"Ich persönlich habe überhaupt kein Problem, wenn mein Gutachten nächstes Jahr neben das Westpfahl-Gutachten gelegt wird", sagt der Kölner Strafrechtler Björn Gercke der "Zeit"-Beilage "Christ & Welt" (Donnerstag). "Dann können sich alle ein Bild machen. Wenn dies in irgendeiner Form äußerungsrechtlich möglich sein sollte, würde ich dies im Sinne von Transparenz begrüßen."
Das Erzbistum Köln hatte am Freitag angekündigt, ein 2018 in Auftrag gegebenes Gutachten der Münchner Rechtsanwaltskanzlei Westpfahl, Spilker, Wastl nicht zu veröffentlichen. Kardinal Rainer Maria Woelki, der das Gutachten nach eigener Aussage selbst nicht kennt, begründete dies mit handwerklichen Mängeln der Untersuchung und berief sich dabei auf die Einschätzung von Gercke und zwei weiteren Juristen. Die Münchner Kanzlei wies die Kritik zurück; das Gutachten könne jederzeit veröffentlicht werden.
Veröffentlichung spätestens im März 2021 geplant
Woelki hatte für seine Entscheidung auch die Zustimmung des Beirats von Betroffenen sexualisierter Gewalt eingeholt. Doch nun sprach sich auch dessen Sprecher Patrick Bauer für eine Veröffentlichung aus. Er sei bei der Sitzung des Gremiums von den Beratungen über den Weitergang der Studie überrascht worden, sagte er dem Portal katholisch.de.

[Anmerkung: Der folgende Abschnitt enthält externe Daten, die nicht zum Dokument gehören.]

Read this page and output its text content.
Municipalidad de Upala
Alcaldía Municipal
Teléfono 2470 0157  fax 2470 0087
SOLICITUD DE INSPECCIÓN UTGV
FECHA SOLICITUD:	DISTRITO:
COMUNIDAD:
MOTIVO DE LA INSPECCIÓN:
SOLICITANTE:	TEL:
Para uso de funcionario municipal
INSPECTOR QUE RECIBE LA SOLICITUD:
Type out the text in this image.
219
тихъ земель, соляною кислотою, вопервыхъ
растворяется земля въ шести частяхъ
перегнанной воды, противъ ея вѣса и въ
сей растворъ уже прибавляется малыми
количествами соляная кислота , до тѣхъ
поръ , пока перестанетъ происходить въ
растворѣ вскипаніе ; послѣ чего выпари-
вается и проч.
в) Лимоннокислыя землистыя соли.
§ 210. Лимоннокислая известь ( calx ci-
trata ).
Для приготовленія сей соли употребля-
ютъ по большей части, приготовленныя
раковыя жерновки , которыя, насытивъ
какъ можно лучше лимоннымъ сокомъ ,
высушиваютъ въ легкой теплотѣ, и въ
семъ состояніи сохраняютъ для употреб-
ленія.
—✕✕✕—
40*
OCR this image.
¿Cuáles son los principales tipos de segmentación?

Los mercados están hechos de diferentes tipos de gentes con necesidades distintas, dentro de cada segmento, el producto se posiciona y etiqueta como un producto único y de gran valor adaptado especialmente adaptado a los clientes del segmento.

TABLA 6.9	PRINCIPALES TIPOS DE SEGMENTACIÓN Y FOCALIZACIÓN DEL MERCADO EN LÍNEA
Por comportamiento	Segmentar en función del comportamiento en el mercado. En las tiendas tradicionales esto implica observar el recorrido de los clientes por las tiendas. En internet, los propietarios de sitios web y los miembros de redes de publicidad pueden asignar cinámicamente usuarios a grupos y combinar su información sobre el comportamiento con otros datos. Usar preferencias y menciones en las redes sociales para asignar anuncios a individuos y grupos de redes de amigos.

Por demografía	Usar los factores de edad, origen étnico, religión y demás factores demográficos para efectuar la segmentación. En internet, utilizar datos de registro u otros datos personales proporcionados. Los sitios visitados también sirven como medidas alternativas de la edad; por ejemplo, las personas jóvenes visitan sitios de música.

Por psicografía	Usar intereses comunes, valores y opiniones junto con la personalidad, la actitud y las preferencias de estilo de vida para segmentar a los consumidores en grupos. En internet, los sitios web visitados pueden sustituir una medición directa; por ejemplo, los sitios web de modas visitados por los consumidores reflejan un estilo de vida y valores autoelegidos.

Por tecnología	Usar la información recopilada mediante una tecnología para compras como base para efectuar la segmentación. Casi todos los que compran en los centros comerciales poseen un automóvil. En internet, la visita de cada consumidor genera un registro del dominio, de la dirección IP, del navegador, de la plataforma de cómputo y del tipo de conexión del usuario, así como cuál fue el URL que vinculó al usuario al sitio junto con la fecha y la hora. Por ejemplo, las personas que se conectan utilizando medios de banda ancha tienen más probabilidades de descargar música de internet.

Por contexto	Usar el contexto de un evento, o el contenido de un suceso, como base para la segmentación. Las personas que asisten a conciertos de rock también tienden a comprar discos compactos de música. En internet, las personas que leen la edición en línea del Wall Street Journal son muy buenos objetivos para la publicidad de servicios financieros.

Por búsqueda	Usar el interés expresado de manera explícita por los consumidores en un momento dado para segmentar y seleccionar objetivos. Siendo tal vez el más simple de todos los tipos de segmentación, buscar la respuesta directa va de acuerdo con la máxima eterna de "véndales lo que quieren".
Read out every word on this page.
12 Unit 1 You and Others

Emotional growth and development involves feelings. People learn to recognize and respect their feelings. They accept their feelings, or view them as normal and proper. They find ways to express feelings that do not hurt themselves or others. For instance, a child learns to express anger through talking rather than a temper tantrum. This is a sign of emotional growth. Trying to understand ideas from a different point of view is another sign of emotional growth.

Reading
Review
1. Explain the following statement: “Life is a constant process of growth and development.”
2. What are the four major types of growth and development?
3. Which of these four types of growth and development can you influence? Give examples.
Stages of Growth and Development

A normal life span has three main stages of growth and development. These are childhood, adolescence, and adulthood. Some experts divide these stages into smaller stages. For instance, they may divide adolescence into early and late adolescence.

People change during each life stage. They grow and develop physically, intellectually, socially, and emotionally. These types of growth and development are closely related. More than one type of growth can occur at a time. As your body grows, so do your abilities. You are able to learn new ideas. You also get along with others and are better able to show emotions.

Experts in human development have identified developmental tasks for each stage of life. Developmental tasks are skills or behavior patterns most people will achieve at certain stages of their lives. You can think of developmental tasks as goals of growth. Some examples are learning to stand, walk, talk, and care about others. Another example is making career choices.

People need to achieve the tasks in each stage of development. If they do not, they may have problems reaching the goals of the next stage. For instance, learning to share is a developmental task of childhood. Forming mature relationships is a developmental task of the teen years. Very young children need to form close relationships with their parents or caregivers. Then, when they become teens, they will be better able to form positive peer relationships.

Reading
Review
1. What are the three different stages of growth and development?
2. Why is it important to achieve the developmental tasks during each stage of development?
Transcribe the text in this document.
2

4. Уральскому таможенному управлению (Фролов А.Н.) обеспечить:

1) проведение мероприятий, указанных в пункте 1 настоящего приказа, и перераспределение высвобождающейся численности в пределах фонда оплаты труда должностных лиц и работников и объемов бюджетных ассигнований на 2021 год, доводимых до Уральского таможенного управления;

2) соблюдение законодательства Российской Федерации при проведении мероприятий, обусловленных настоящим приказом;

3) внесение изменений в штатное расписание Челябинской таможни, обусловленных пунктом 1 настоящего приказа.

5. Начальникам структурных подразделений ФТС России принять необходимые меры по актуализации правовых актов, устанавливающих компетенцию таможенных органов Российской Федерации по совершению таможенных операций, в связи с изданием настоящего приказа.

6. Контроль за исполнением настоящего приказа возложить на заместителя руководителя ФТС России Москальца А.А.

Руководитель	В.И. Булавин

Unterdessen teilte das Erzbistum mit, dem Betroffenenbeirat das Westpfahl-Gutachten zur Kenntnis anzubieten, sobald das "belastbare Gutachten" von Gercke vorliege. Geplant ist eine Veröffentlichung spätestens am 18. März 2021.
Kritik an Forderung nach Nennung von Namen
Das Gutachten soll nach dem Wunsch des Kardinals ausdrücklich Namen von heutigen und ehemaligen Verantwortlichen im Umgang mit Fällen sexualisierter Gewalt nennen. Mehrere Kleriker, darunter der frühere Kölner Personalchef und heutige Hamburger Erzbischof Stefan Heße, hatten rechtliche Bedenken gegen die Ausarbeitung der Münchner Kanzlei erhoben.
Gercke sagt "Christ & Welt": "Wir werden diese Untersuchung juristisch wasserfest machen." Vor Veröffentlichung werde das Erzbistum die Untersuchung wie schon die Westphal-Studie sicher einer äußerungsrechtlichen Bewertung unterziehen lassen. "Dies ist durchaus üblich. Und damit habe ich kein Problem."